What about Hadoop infrastructure? Applications like Hadoop can manage their own storage, but you run in to difficulties when you have two or more instances of Hadoop, Whiteley says. “If you do that you have two islands of locally attached storage, and they can’t see each other, so there is no data efficiency – you have multiple data lakes. Our customers say we want one virtual pool of storage, all deduped and compressed.”

In fact Whiteley believes providing storage for Hadoop environments will be one of the key use cases for Hedvig. (The others are storage for private clouds, and for highly virtualized multi-hypervisor environments where there is a need for a virtual SAN-type product.)

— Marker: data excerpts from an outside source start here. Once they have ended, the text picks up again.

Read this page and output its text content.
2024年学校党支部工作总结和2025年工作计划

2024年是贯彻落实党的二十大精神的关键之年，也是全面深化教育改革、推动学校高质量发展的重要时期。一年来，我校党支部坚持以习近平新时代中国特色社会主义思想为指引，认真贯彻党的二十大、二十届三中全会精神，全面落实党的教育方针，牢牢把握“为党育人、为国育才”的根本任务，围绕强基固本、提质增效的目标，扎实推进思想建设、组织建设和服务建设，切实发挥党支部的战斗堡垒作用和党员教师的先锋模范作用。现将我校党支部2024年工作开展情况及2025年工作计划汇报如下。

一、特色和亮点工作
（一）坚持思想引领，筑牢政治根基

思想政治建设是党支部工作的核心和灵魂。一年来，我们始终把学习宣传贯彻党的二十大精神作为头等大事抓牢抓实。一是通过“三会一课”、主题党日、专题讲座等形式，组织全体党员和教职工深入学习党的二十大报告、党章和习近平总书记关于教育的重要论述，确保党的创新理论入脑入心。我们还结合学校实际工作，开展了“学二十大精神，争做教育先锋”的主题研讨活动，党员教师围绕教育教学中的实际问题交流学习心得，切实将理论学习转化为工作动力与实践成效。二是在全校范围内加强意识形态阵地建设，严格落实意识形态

With a software defined storage solution like Hedvig (and particularly Springpath because you pay per node) it is far more practical to take advantage of advances in storage technology such as the new high capacity 8TB and 10 TB drives that are hitting the market, Whiteley points out. That’s because traditional hardware refresh cycles are around five years, and because RAID rebuild times on 8TB drives would be measured in weeks.

By contrast with a SDS solution nodes with these drives can be added easily without ever taking down the system. (But it’s worth noting that cost-wise these disks may not offer such a benefit to Hedvig users as to Springpath users because Hedvig’s software is sold on a perpetual license based on the storage capacity of the cluster as a whole.)

The release of VMware’s Virtual SAN product last year was a major step towards making software defined storage mainstream, but the technology still has some way to go before it is seen as mature enough for the traditionally ultra-conservative storage market. But Whiteley is hopeful that – like virtualization – full acceptance is only a matter of time.

“I don’t think it is an uncrossable chasm, he concludes. “Eventually even the most risk averse people will be making the leap.”